Tuesday, July 16, 2024

Sudan Tribune

Plural news and views on Sudan

Unsettled in Sudan

Editorial, The Boston Globe

August 7, 2005 — Dozens died in rioting last week in Khartoum, Sudan’s capital. The rioters, from southern Sudan, suspected foul play in the helicopter accident last weekend that took the life of John Garang, leader of the Sudan People’s Liberation Movement. Whether Garang was the victim of political murder or bad luck, there are few more pressing peace-building missions in the world today than to preserve the peace agreement he signed for southern Sudan in January, formally ending 21 years of warfare that pitted the central government in Khartoum against Christian and animist tribal groups of southern Sudan.

The death toll in that conflict surpassed 2 million. Its causes included a push by the Khartoum regime to Islamize the Dinka and Nuer peoples of the south as well as a southern desire for independence and a dispute over the rights to Sudan’s recently exploited oil reserves. The Comprehensive Peace Agreement signed in January represents an arduously wrought set of compromises. It calls for northerners and southerners to share power, free and fair elections, and self-government in the south for an interim period of six years.
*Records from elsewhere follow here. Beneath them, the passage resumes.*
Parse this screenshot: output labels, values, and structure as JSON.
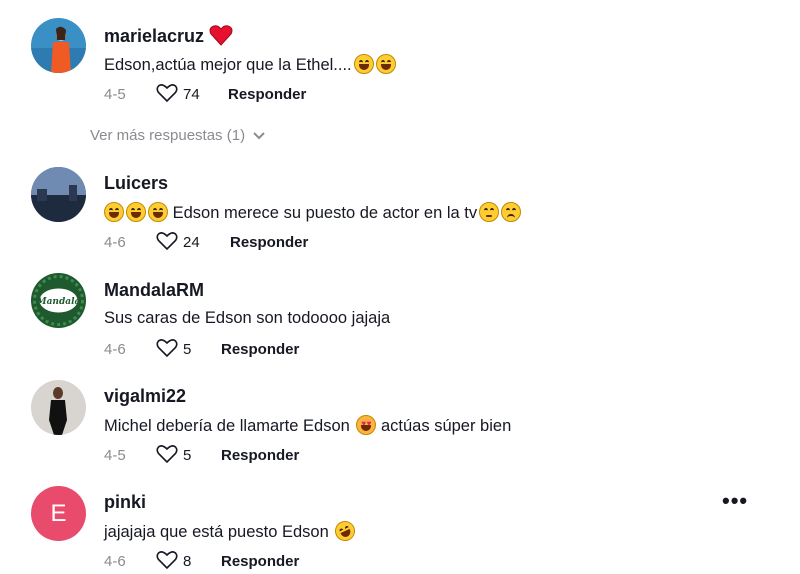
{
  "comments": [
    {
      "username": "marielacruz",
      "text": "Edson,actúa mejor que la Ethel....",
      "date": "4-5",
      "likes": "74",
      "reply_label": "Responder"
    },
    {
      "username": "Luicers",
      "text": "Edson merece su puesto de actor en la tv",
      "date": "4-6",
      "likes": "24",
      "reply_label": "Responder"
    },
    {
      "username": "MandalaRM",
      "text": "Sus caras de Edson son todoooo jajaja",
      "date": "4-6",
      "likes": "5",
      "reply_label": "Responder",
      "avatar_text": "Mandala"
    },
    {
      "username": "vigalmi22",
      "text_before": "Michel debería de llamarte Edson",
      "text_after": "actúas súper bien",
      "date": "4-5",
      "likes": "5",
      "reply_label": "Responder"
    },
    {
      "username": "pinki",
      "text": "jajajaja que está puesto Edson",
      "date": "4-6",
      "likes": "8",
      "reply_label": "Responder",
      "avatar_letter": "E"
    }
  ],
  "view_more_replies": "Ver más respuestas (1)",
  "icons": [
    "heart-icon",
    "chevron-down-icon",
    "more-options-icon",
    "emoji-icon"
  ],
  "colors": {
    "avatar_pinki": "#e84b6c",
    "secondary_text": "#8a8b91",
    "verified_heart": "#e0245e"
  }
}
At the end of that period, a referendum is to be held that would allow the peoples of the south to vote for independence.

Even before Garang’s death, there were worries that the peace accord might never be implemented. The National Islamic Front regime in Khartoum has been noticeably slow to move toward the power-sharing and elections mandated by the January agreement.

Now that Garang is gone, there is a greater need than ever for the parties to the conflict and the international community to make sure the agreement is implemented. Garang’s successor, his chief deputy, Salva Kiir, will have to oversee the difficult transformation of the SPLM’s secessionist fighting force into a political party. In so doing, he will have to delegate more authority than Garang did and consult more with other leaders.

The regime in Khartoum will have to rein in its proxy militia in the south, known as the South Sudan Defense Forces. That militia must be demobilized, just as Khartoum’s murderous proxy militia in Darfur, the Janjaweed, will have to be shut down if the ongoing genocide in that region of Sudan is to be stopped.

The UN mission in southern Sudan should swiftly spread its peacekeepers throughout the region. They are needed to cut off arms supplies to militias, protect the civilian population, and intervene quickly wherever militias initiate violence. The world has a chance to help end the most lethal conflict of the past two decades. Garang’s death must not become an excuse for allowing southern Sudan to relapse into the disasters of war.